Un ritiro, quello attuato dal Ministero della Salute, atto a salvaguardare quindi la salute dei consumatori. Secondo quanto è già stato riferito, i lotti interessati alla contaminazione sarebbero già stati ritirati dai banconi alimentari, ma è sempre necessario prestare massima attenzione agli alimenti che si acquistano, poiché l'allerta è ancora alta.
Quali sono la marca ed i lotti di salame interessati dal ritiro?
Secondo quanto dichiarato dal Ministero della Salute al momento del ritiro dal mercato, il salame interessato al ritiro sarebbe quello prodotto dalla società conosciuta come Stella 81 Spa, con stabilimento a Concamarise in Veneto. La marca del salame ritirato dal mercato è la Spianata Romana con numero di lotto pari a 4817 e con scadenza prevista per il 5 maggio 2018.
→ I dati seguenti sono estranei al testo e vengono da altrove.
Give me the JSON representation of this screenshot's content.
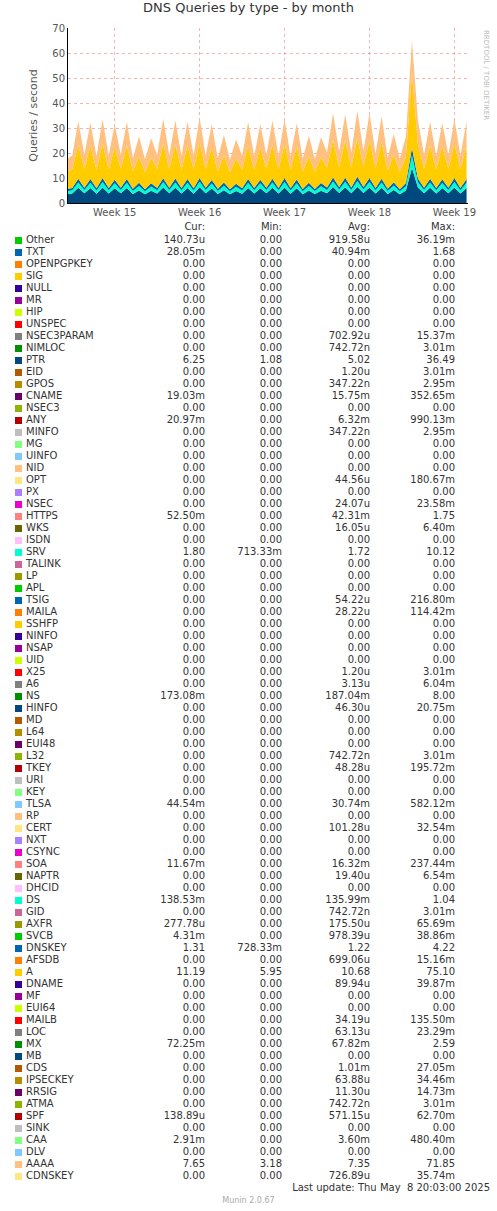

A tutti i consumatori che si sono ritrovato ad acquistare il lotto di salame appena indicato è consigliato mobilitarsi per riportare l'alimento all'interno del punto vendita in cui è stato acquistato. Tutto questo è stato reso necessario per prevenire l'insorgere di problematiche più o meno gravi all'interno dell'organismo dei consumatori che, in un modo o nell'altro, sono sono venuti a contatto con il salame contaminato.
Perché il salame in questione è stato ritirato dal mercato?
Secondo quanto comunicato, il lotto e la marca di salame ritirato dal commercio risultava essere contaminato dal batterio della listeria monocytogenes, solitamente presente all'interno di acqua, nel terreno e su molti vegetali e che, se assunto in dosi elevate, potrebbe provocare non poche complicanze all'interno dell'organismo.
Nei casi più "fortunati", il batterio in questione potrebbe provocare semplicemente coliche addominali, nausea e diarrea, ma nei casi più gravi potrebbe addirittura portare alla "nascita" di malattie nocive quali la meningite.